Alan Turing – influential in the development of computer science, giving a formalization of the concepts of “algorithm” and “computation” with the Turing machine, which can be considered a model of a general purpose computer. Turing is widely considered to be the father of computer science and artificial intelligence.
Turing test – a test of a machine’s ability to exhibit intelligent behavior equivalent to, or indistinguishable from, that of a human. In the original illustrative example, a human judge engages in natural language conversations with a human and a machine designed to generate performance indistinguishable from that of a human being. All participants are separated from one another. If the judge cannot reliably tell the machine from the human, the machine is said to have passed the test.
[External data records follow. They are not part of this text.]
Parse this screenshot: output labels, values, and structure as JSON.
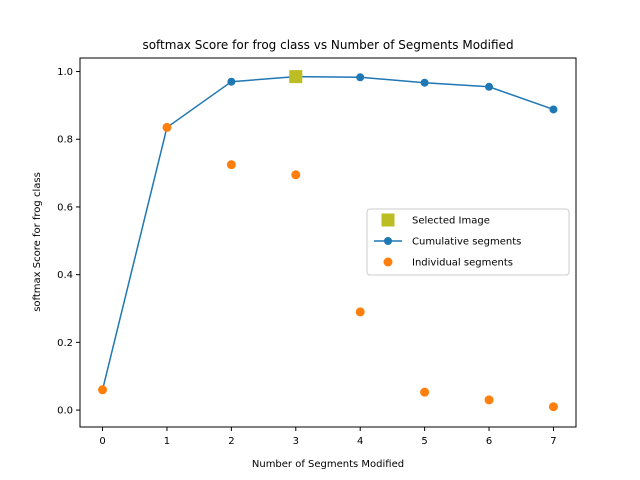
{
  "chart_data": {
    "type": "line",
    "title": "softmax Score for frog class vs Number of Segments Modified",
    "xlabel": "Number of Segments Modified",
    "ylabel": "softmax Score for frog class",
    "xlim": [
      -0.35,
      7.35
    ],
    "ylim": [
      -0.05,
      1.04
    ],
    "x_ticks": [
      "0",
      "1",
      "2",
      "3",
      "4",
      "5",
      "6",
      "7"
    ],
    "y_ticks": [
      "0.0",
      "0.2",
      "0.4",
      "0.6",
      "0.8",
      "1.0"
    ],
    "grid": false,
    "legend_position": "center-right",
    "series": [
      {
        "name": "Selected Image",
        "kind": "marker-square",
        "color": "#bcbd22",
        "x": [
          3
        ],
        "y": [
          0.985
        ]
      },
      {
        "name": "Cumulative segments",
        "kind": "line-marker",
        "color": "#1f77b4",
        "x": [
          0,
          1,
          2,
          3,
          4,
          5,
          6,
          7
        ],
        "y": [
          0.06,
          0.835,
          0.97,
          0.985,
          0.983,
          0.967,
          0.955,
          0.888
        ]
      },
      {
        "name": "Individual segments",
        "kind": "scatter",
        "color": "#ff7f0e",
        "x": [
          0,
          1,
          2,
          3,
          4,
          5,
          6,
          7
        ],
        "y": [
          0.06,
          0.835,
          0.725,
          0.695,
          0.29,
          0.053,
          0.03,
          0.01
        ]
      }
    ]
  }
}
The test does not check the ability to give the correct answer to questions; it checks how closely the answer resembles typical human answers.
- Ask – What would it take for a computer to fool you into thinking it was human?
- Imagine – What are some of the things the computer programmer could do to make the conversation more human?
- Design, Build – How hard would it be to make the computer more human-like?
- Improve – Why would anyone want to have a computer that could pretend to be human?
- algorithm – A group of rules or procedures for solving a problem in a series of steps. Algorithms are used in mathematics and in computer programs for figuring out solutions.
- variable – (in mathematics) A letter used in a mathematical expression that may take on more than one different value. (in experiments) A factor that can be changed, especially one allowed to change in a scientific experiment. For instance, when measuring how much insecticide it might take to kill a fly, researchers might change the dose or the age at which the insect is exposed. Both the dose and age would be variables in this experiment.
- computation, value, variable, mathematical expression, model, simulation, data, analytical
Here are some challenges for you to work on…
- What questions would you ask to determine if you were talking to a human or to a computer? How would you tell the difference? What “mistakes” would you expect the computer to make?